Marijuana activist Marc Emery, known as the "prince of pot," was also at Monday's event. Mr. Emery, who was released last year after serving a five-year sentence in a U.S. prison for selling marijuana seeds, said he would be urging people to vote but said 4/20 was primarily "just a celebration."

"I'm going to mention that in my remarks but this is not a venue where they're going to listen very attentively – because really, I don't want to harsh their buzz, as it were," Mr. Emery said. "So today is to celebrate and then I've got until Oct. 19 to get them motivated to vote.

"Because it is true that fewer people in the cannabis culture vote than in the regular citizenry and we have to correct that if we want to influence the next government."

Jodie Emery, who is married to Mr. Emery and is also a pro-marijuana activist, had sought to become a Liberal MP in Vancouver East but the party rejected her as a candidate.

The Vancouver Police Department estimated about 15,000 people attended Monday's 4/20 event. The department did not disclose policing costs or how many police were working at the event.

From the city's point of view, the 4/20 demonstration is one of many events that require traffic changes and police supervision, Councillor Kerry Jang said.

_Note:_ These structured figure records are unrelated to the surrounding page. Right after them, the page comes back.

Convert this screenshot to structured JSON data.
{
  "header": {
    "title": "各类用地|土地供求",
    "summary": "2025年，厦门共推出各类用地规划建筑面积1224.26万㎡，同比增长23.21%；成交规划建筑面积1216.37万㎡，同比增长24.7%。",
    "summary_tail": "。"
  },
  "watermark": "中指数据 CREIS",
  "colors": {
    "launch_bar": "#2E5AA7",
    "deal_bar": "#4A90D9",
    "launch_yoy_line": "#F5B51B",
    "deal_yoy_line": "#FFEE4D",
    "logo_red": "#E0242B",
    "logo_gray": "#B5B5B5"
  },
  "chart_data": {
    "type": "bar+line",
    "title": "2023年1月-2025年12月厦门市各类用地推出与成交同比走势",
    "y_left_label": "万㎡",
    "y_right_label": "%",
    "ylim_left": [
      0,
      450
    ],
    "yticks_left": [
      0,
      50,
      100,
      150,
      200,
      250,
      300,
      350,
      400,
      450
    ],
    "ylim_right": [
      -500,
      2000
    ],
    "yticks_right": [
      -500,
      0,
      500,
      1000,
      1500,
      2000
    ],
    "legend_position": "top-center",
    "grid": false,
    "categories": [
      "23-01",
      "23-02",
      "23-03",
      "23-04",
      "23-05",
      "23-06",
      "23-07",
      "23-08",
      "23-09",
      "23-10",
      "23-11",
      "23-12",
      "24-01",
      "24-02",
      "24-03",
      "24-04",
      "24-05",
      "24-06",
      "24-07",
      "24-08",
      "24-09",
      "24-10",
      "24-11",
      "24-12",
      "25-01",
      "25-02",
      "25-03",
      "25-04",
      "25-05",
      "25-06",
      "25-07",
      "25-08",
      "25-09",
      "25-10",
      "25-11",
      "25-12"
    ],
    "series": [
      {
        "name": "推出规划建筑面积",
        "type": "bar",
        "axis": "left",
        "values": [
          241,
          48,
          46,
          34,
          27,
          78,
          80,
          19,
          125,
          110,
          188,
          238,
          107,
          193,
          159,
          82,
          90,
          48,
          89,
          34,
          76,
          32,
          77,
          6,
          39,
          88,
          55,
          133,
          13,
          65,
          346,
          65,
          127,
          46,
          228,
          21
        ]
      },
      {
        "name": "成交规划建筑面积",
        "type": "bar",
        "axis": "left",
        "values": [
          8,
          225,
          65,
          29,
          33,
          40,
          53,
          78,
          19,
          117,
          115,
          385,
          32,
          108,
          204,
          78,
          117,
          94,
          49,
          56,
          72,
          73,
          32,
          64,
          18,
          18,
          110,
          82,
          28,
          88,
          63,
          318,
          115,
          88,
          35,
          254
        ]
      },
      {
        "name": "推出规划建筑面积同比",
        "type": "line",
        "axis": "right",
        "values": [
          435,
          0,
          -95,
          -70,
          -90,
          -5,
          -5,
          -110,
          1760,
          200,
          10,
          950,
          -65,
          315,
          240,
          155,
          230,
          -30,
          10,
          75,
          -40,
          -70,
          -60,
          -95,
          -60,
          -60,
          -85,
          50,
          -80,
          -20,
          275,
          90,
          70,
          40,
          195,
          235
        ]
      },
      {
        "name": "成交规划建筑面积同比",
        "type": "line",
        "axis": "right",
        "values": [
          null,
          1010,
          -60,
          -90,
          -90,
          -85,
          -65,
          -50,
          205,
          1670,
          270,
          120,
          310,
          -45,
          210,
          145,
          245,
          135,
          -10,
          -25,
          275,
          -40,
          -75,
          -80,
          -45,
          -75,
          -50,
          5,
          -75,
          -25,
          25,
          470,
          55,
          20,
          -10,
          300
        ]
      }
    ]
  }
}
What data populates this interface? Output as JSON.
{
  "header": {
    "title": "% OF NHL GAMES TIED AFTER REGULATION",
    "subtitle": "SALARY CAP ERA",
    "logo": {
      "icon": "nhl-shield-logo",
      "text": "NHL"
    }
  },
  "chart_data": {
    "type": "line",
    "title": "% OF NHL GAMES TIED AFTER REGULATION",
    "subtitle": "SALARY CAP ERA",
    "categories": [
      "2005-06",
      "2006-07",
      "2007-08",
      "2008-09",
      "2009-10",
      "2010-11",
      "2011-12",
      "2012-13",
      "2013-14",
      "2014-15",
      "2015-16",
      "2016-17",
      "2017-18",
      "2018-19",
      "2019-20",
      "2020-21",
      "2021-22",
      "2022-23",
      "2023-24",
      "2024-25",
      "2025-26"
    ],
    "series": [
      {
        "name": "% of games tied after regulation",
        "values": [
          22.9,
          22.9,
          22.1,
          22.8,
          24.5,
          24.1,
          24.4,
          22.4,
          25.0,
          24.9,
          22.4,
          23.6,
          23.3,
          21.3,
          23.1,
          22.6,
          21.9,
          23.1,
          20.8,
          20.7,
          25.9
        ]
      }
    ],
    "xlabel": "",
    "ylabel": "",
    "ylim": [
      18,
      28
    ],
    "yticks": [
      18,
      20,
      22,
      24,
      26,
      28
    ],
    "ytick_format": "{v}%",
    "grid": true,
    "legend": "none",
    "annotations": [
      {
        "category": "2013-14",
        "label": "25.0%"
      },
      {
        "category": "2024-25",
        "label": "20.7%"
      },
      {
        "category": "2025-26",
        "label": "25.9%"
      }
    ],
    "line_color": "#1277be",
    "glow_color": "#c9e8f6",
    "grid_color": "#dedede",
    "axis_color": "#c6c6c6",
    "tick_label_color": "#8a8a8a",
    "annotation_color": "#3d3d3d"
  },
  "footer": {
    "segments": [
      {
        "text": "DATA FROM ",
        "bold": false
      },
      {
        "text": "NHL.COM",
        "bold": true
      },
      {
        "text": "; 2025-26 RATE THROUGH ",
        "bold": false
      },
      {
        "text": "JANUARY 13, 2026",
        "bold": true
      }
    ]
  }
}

"Spontaneous protests happen without a permit," Mr. Jang said. "The police have shut down streets to keep people safe and keep traffic flowing wherever possible."

A website for the event said vendors could reserve a booth for $250.

Mr. Larsen was hopeful the event would do more than provide an excuse to openly smoke marijuana.

"We need to do more than just come out on 4/20 and smoke some cannabis; we also need to come out and support cannabis and support those who use it and actually vote to change these laws," he said.